In terms of therapy, patients in the unretained cohort were without care for an average of 17 months and off anti-retroviral therapy (ART) for nearly a year. At the time of the study, all of the continuous care patients reported taking ART compared to just 7.4% of the unretained patients. Just one unretained patient self-reporting continuing ART for the entire time he was out of care, according to the report. Researchers also found that CD4 counts were more than four times higher in patients receiving continuous care than in those with interruptions.

As far as what kept patients from receiving continuous care, researchers found that 72% of the continuous care cohort had high levels of social support compared with 33% in the group with care interruptions. Fewer than half of the patients in the unretained cohort had shared their HIV status with all or most of their family, while 78% of the continuous care group shared their HIV status, the report notes. Unretained patients also reported higher rates of depression and alcohol or drug use, and had more systemic barriers in terms of access to healthcare, housing, and food. This data supports the increasing body of evidence that poverty is a factor in poor retention of care, according to the report.

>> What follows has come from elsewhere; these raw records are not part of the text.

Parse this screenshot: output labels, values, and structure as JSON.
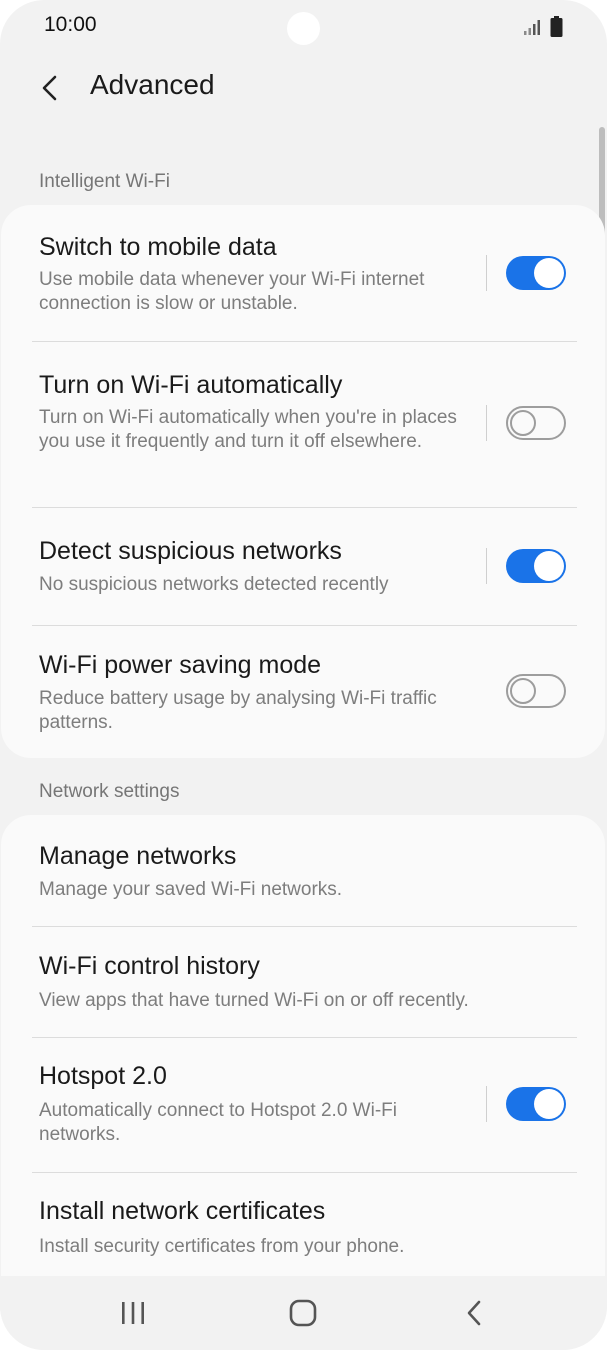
{
  "status_bar": {
    "time": "10:00",
    "icons": [
      "camera-cutout",
      "signal-icon",
      "battery-icon"
    ]
  },
  "header": {
    "back_icon": "chevron-left-icon",
    "title": "Advanced"
  },
  "sections": [
    {
      "header": "Intelligent Wi-Fi",
      "items": [
        {
          "title": "Switch to mobile data",
          "subtitle": "Use mobile data whenever your Wi-Fi internet connection is slow or unstable.",
          "toggle": true
        },
        {
          "title": "Turn on Wi-Fi automatically",
          "subtitle": "Turn on Wi-Fi automatically when you're in places you use it frequently and turn it off elsewhere.",
          "toggle": false
        },
        {
          "title": "Detect suspicious networks",
          "subtitle": "No suspicious networks detected recently",
          "toggle": true
        },
        {
          "title": "Wi-Fi power saving mode",
          "subtitle": "Reduce battery usage by analysing Wi-Fi traffic patterns.",
          "toggle": false
        }
      ]
    },
    {
      "header": "Network settings",
      "items": [
        {
          "title": "Manage networks",
          "subtitle": "Manage your saved Wi-Fi networks."
        },
        {
          "title": "Wi-Fi control history",
          "subtitle": "View apps that have turned Wi-Fi on or off recently."
        },
        {
          "title": "Hotspot 2.0",
          "subtitle": "Automatically connect to Hotspot 2.0 Wi-Fi networks.",
          "toggle": true
        },
        {
          "title": "Install network certificates",
          "subtitle": "Install security certificates from your phone."
        }
      ]
    }
  ],
  "nav_bar": {
    "buttons": [
      "recent-apps-icon",
      "home-icon",
      "back-icon"
    ]
  },
  "colors": {
    "accent": "#1a73e8",
    "background": "#f2f2f2",
    "card": "#fafafa"
  }
}
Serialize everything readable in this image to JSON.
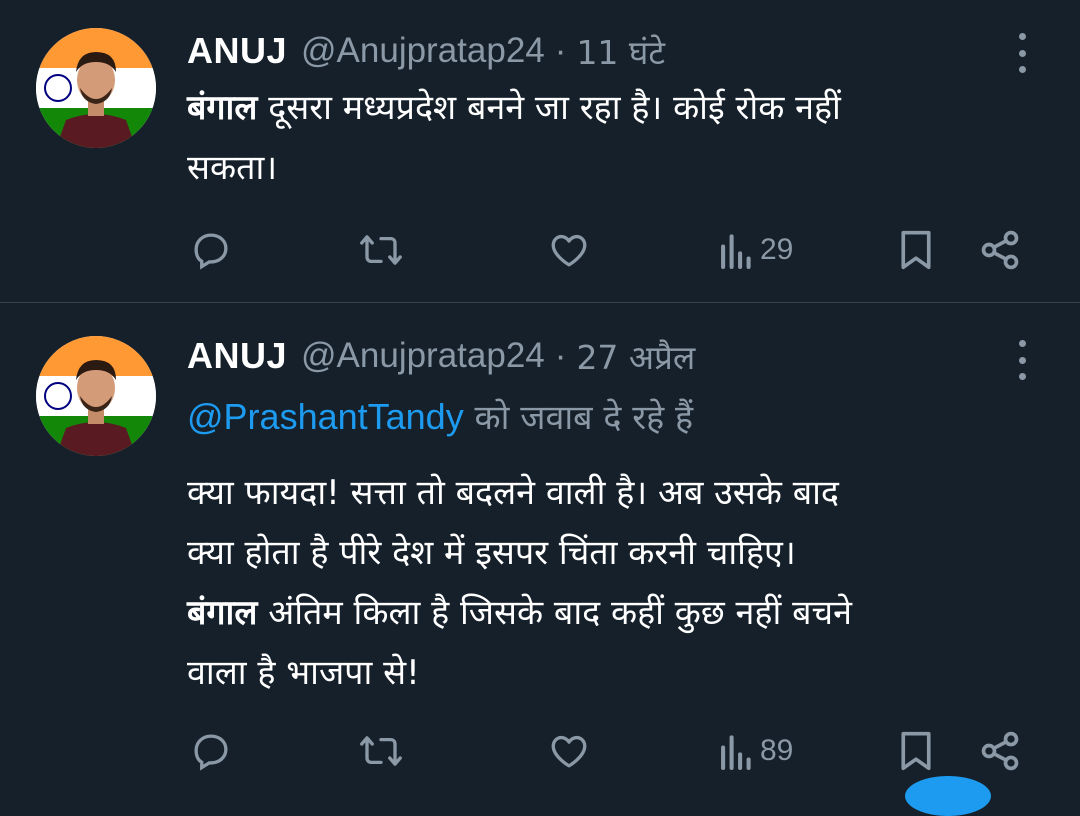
{
  "tweets": [
    {
      "author_name": "ANUJ",
      "handle": "@Anujpratap24",
      "separator": "·",
      "time": "11 घंटे",
      "body_bold_1": "बंगाल",
      "body_line_1": " दूसरा मध्यप्रदेश बनने जा रहा है। कोई रोक नहीं",
      "body_line_2": "सकता।",
      "views": "29",
      "icons": [
        "reply-icon",
        "retweet-icon",
        "like-icon",
        "views-icon",
        "bookmark-icon",
        "share-icon",
        "more-icon"
      ]
    },
    {
      "author_name": "ANUJ",
      "handle": "@Anujpratap24",
      "separator": "·",
      "time": "27 अप्रैल",
      "reply_to": "@PrashantTandy",
      "reply_suffix": " को जवाब दे रहे हैं",
      "body_line_1": "क्या फायदा! सत्ता तो बदलने वाली है। अब उसके बाद",
      "body_line_2": "क्या होता है पीरे देश में इसपर चिंता करनी चाहिए।",
      "body_bold_3": "बंगाल",
      "body_line_3": " अंतिम किला है जिसके बाद कहीं कुछ नहीं बचने",
      "body_line_4": "वाला है भाजपा से!",
      "views": "89",
      "icons": [
        "reply-icon",
        "retweet-icon",
        "like-icon",
        "views-icon",
        "bookmark-icon",
        "share-icon",
        "more-icon"
      ]
    }
  ],
  "colors": {
    "background": "#15202b",
    "text": "#ffffff",
    "muted": "#8b98a5",
    "accent": "#1d9bf0",
    "divider": "#38444d"
  }
}
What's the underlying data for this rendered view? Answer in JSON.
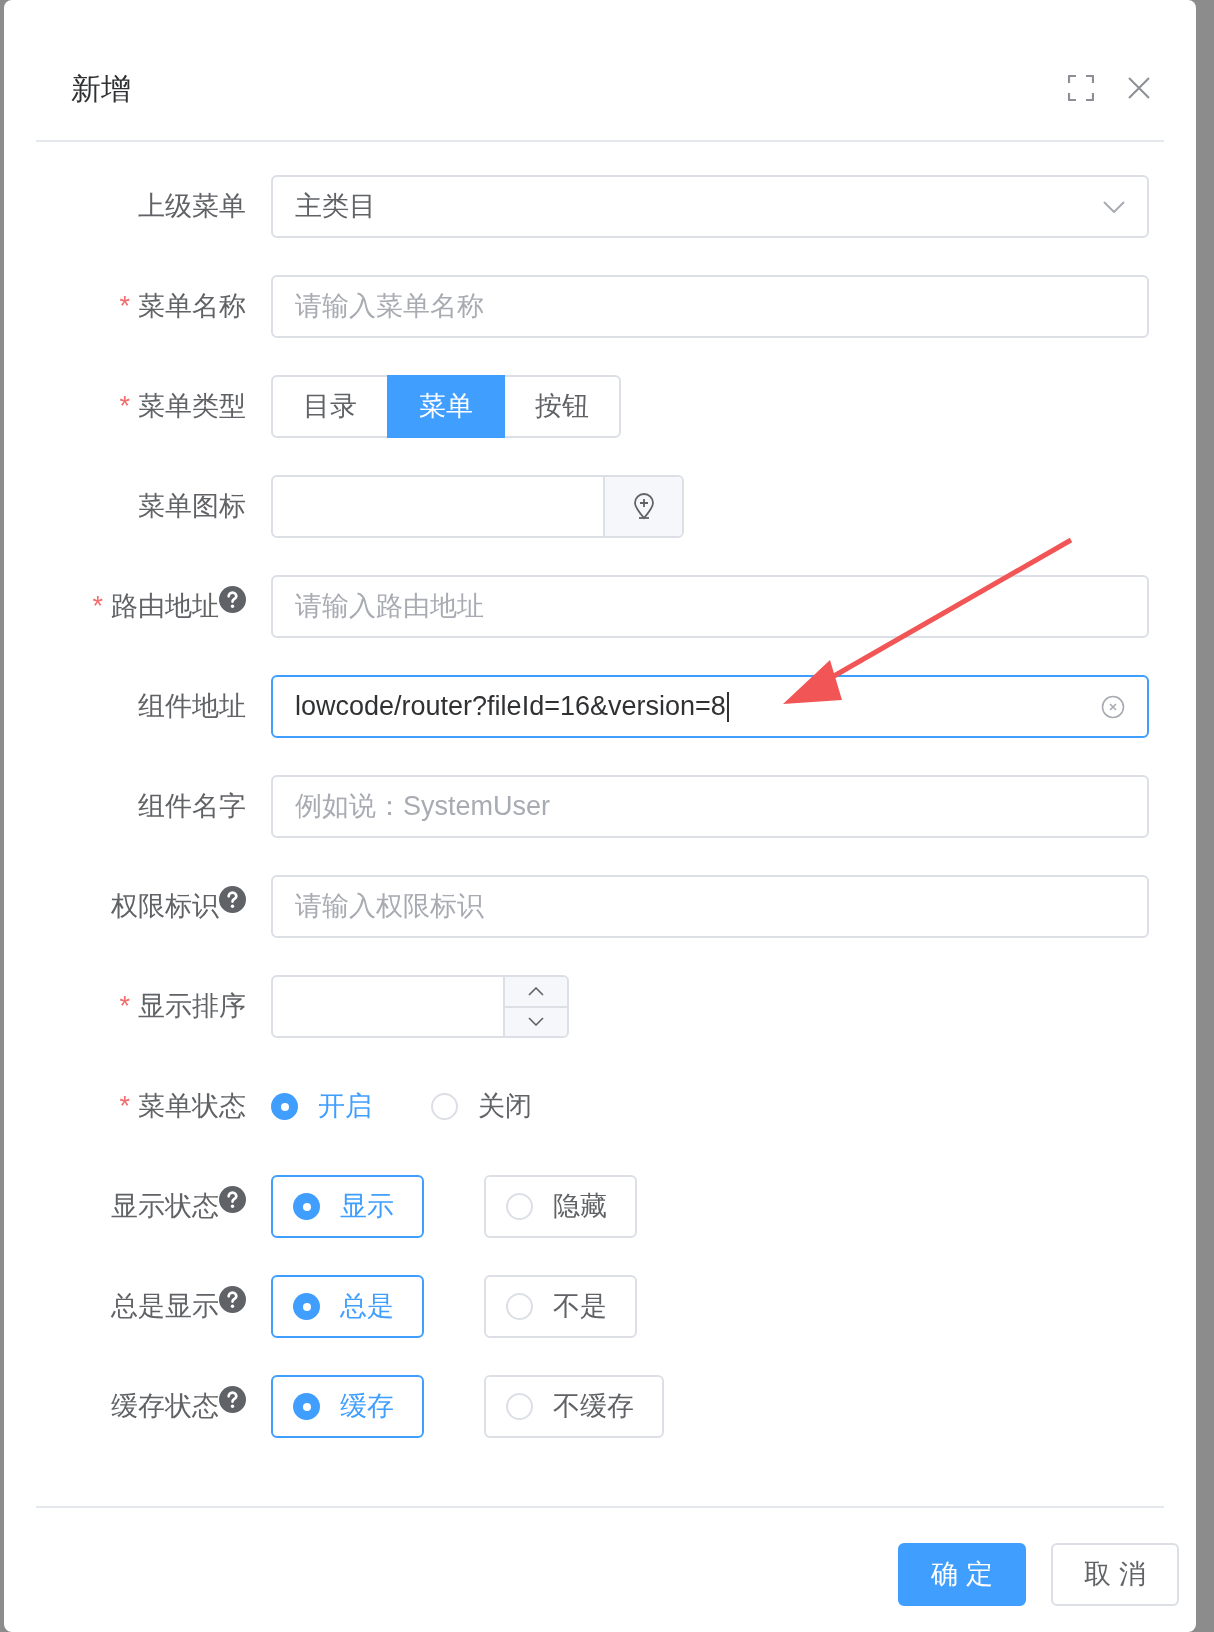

Meeting social determinants head-on

Colasanti said it’s easy for clinicians to focus on the biomedical aspects and achieving the care continuum goal of viral suppression in patients with HIV, but they have to remember to ask the difficult questions that go beyond the exam room.

“When barriers such as substance use, food insecurity or unstable housing are identified, it is critical to link those individuals to the services that can address that barrier,” Colasanti said. “Furthermore, are we asking who the patient has at home or in his or her life to discuss their disease with? If a patient has not disclosed his or her diagnosis to anyone, one can imagine how hard it must be to consistently take a daily medication in secrecy or get to frequent medical appointments.”

Another aspect of interrupted care was a higher prevalence in the unretained cohort to have phone number changes or disruptions in cellphone service and reliability, according to the report. As many HIV management programs rely on phone contact, the study authors note that this signals a need for more “on-the-ground” outreach for patients with disruptions in care. Colasanti said the revelation that something as seemingly minor as cell phone reliability could impact care is novel, and one that can be simply addressed in the exam room. Find out how these patients can be reliably contacted and link them to social services, he suggested.

Better outreach and recognition of early warning indicators that patients are likely to face disruptions in care are key to managing HIV patients, according to the report. While interventions to manage these patients may be resource-intensive, they have been shown to be cost effective in the long run by reducing new infections and complications, according to the report.

“I hope that the study reminds medical practices and healthcare settings of the complex interplay of factors that may affect a patient’s ability to remain consistently in care and drives those health care settings to develop more supportive and patient-centered systems to guide him or her through the care process,” Colasanti said.